Saturday, September 09, 2006

Good news for the bums

The Economist of last week carries heartening news for public-transport aficionados. It says that "light-rails" (a cross between Mumbai locals and Kolkota trams) are getting more and more popular in the United States. Portland (Oregon) leads the way with its MAX, and is being followed down the route by a bunch of other cities.

One interesting thing I learnt from the article is that in the US, buses are thought of to be the refuge for the "poor, drunk and the illegal" while commuter trains have greater acceptability. My daily commute involves one leg on a bus so its funny that I never reflected on this, but the article is right. It now strikes me that most of my acquaintances on the bus are school students (from poorer families who cannot afford to pay for the school bus), old people on assistance and the regular entrouge of bums. A couple of Latinos who do service jobs are the only other work riders. On the other hand, a lot of people on the light rail are park-and-riding white-collared downtown workers.

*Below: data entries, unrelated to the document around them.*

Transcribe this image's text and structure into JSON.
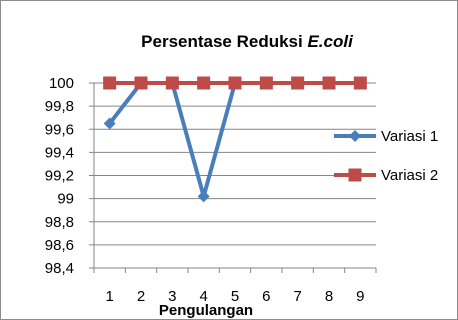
{
  "chart_data": {
    "type": "line",
    "title": "Persentase Reduksi ",
    "title_italic": "E.coli",
    "xlabel": "Pengulangan",
    "ylabel": "",
    "categories": [
      "1",
      "2",
      "3",
      "4",
      "5",
      "6",
      "7",
      "8",
      "9"
    ],
    "ylim": [
      98.4,
      100
    ],
    "yticks": [
      "100",
      "99,8",
      "99,6",
      "99,4",
      "99,2",
      "99",
      "98,8",
      "98,6",
      "98,4"
    ],
    "ytick_values": [
      100,
      99.8,
      99.6,
      99.4,
      99.2,
      99,
      98.8,
      98.6,
      98.4
    ],
    "grid": true,
    "legend_position": "right",
    "series": [
      {
        "name": "Variasi 1",
        "color": "#4a7ebb",
        "marker": "diamond",
        "values": [
          99.65,
          100,
          100,
          99.02,
          100,
          null,
          null,
          null,
          null
        ]
      },
      {
        "name": "Variasi 2",
        "color": "#be4b48",
        "marker": "square",
        "values": [
          100,
          100,
          100,
          100,
          100,
          100,
          100,
          100,
          100
        ]
      }
    ]
  }
}
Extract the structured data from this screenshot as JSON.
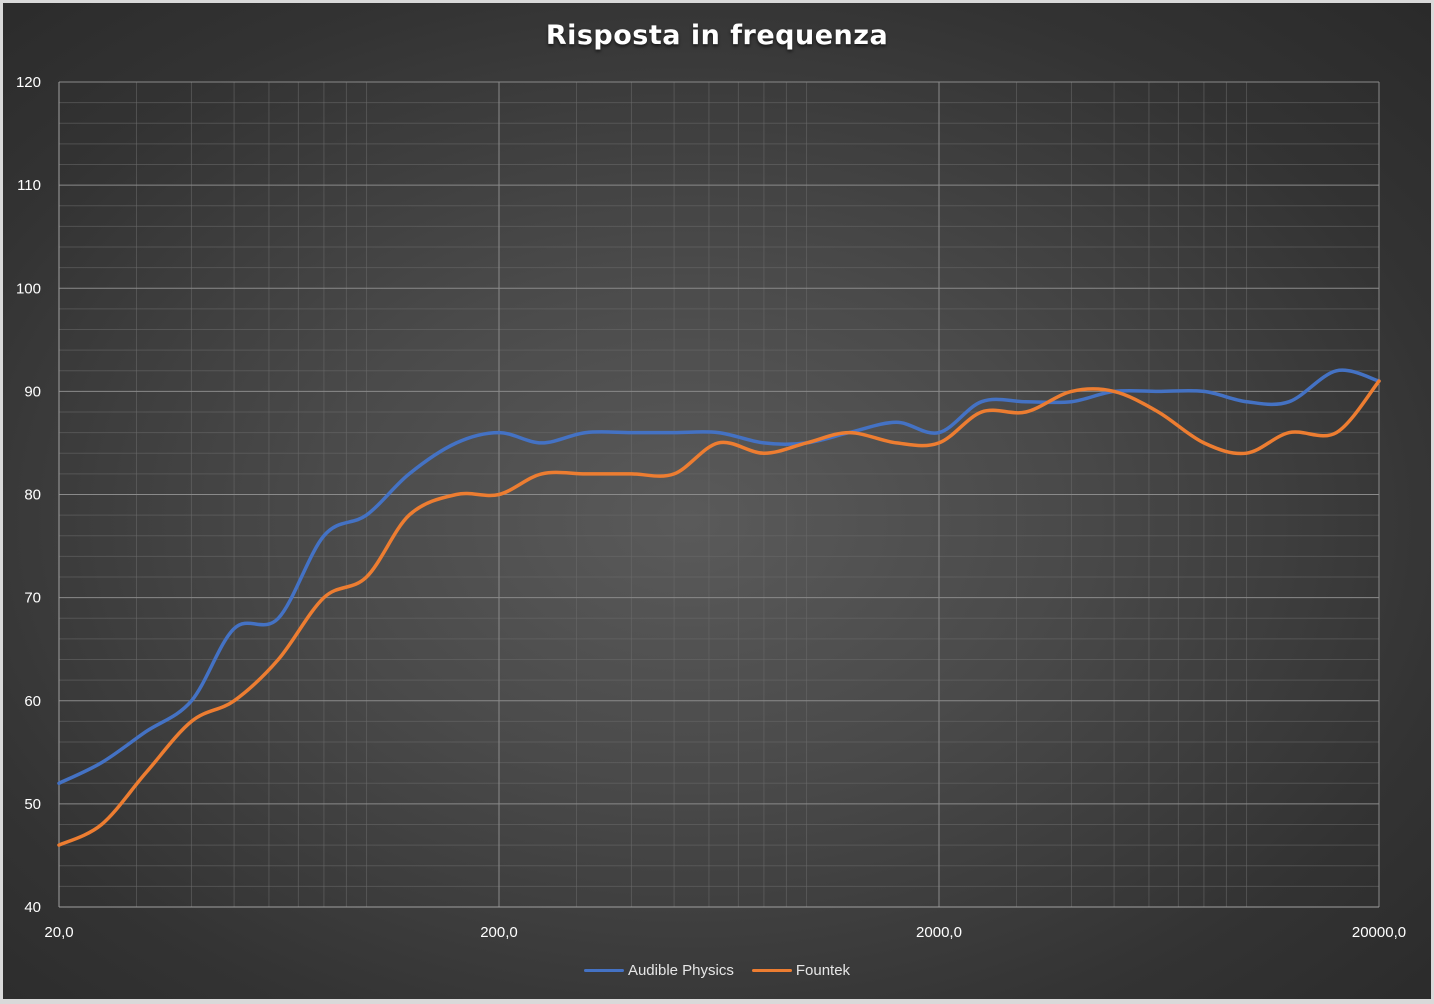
{
  "chart_data": {
    "type": "line",
    "title": "Risposta in frequenza",
    "xlabel": "",
    "ylabel": "",
    "x_scale": "log",
    "xlim": [
      20,
      20000
    ],
    "ylim": [
      40,
      120
    ],
    "y_ticks": [
      "40",
      "50",
      "60",
      "70",
      "80",
      "90",
      "100",
      "110",
      "120"
    ],
    "x_ticks": [
      {
        "value": 20,
        "label": "20,0"
      },
      {
        "value": 200,
        "label": "200,0"
      },
      {
        "value": 2000,
        "label": "2000,0"
      },
      {
        "value": 20000,
        "label": "20000,0"
      }
    ],
    "grid": true,
    "legend_position": "bottom",
    "series": [
      {
        "name": "Audible Physics",
        "color": "#4472c4",
        "points": [
          [
            20,
            52
          ],
          [
            25,
            54
          ],
          [
            31.5,
            57
          ],
          [
            40,
            60
          ],
          [
            50,
            67
          ],
          [
            63,
            68
          ],
          [
            80,
            76
          ],
          [
            100,
            78
          ],
          [
            125,
            82
          ],
          [
            160,
            85
          ],
          [
            200,
            86
          ],
          [
            250,
            85
          ],
          [
            315,
            86
          ],
          [
            400,
            86
          ],
          [
            500,
            86
          ],
          [
            630,
            86
          ],
          [
            800,
            85
          ],
          [
            1000,
            85
          ],
          [
            1250,
            86
          ],
          [
            1600,
            87
          ],
          [
            2000,
            86
          ],
          [
            2500,
            89
          ],
          [
            3150,
            89
          ],
          [
            4000,
            89
          ],
          [
            5000,
            90
          ],
          [
            6300,
            90
          ],
          [
            8000,
            90
          ],
          [
            10000,
            89
          ],
          [
            12500,
            89
          ],
          [
            16000,
            92
          ],
          [
            20000,
            91
          ]
        ]
      },
      {
        "name": "Fountek",
        "color": "#ed7d31",
        "points": [
          [
            20,
            46
          ],
          [
            25,
            48
          ],
          [
            31.5,
            53
          ],
          [
            40,
            58
          ],
          [
            50,
            60
          ],
          [
            63,
            64
          ],
          [
            80,
            70
          ],
          [
            100,
            72
          ],
          [
            125,
            78
          ],
          [
            160,
            80
          ],
          [
            200,
            80
          ],
          [
            250,
            82
          ],
          [
            315,
            82
          ],
          [
            400,
            82
          ],
          [
            500,
            82
          ],
          [
            630,
            85
          ],
          [
            800,
            84
          ],
          [
            1000,
            85
          ],
          [
            1250,
            86
          ],
          [
            1600,
            85
          ],
          [
            2000,
            85
          ],
          [
            2500,
            88
          ],
          [
            3150,
            88
          ],
          [
            4000,
            90
          ],
          [
            5000,
            90
          ],
          [
            6300,
            88
          ],
          [
            8000,
            85
          ],
          [
            10000,
            84
          ],
          [
            12500,
            86
          ],
          [
            16000,
            86
          ],
          [
            20000,
            91
          ]
        ]
      }
    ]
  }
}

With all the optimism, the article raises a key question - inspite of the growth in public transit, is it enough to lure people out of their cars? Enticements such as wireless on Caltrain near Palo Alto and on Sound Transit in Seattle might pull some people, but the main enticement will of course be high gas prices. Transit systems have detailed statistics of changes in ridership numbers, but I have my own little survey. As of today, I am the only one in my office who takes public transit. I will be watching that as gas goes sky high. One co-worker speculates that the 0.3 miles of walk to the station from our office wont seem such a lot to him when gas prices are $5 per gallon.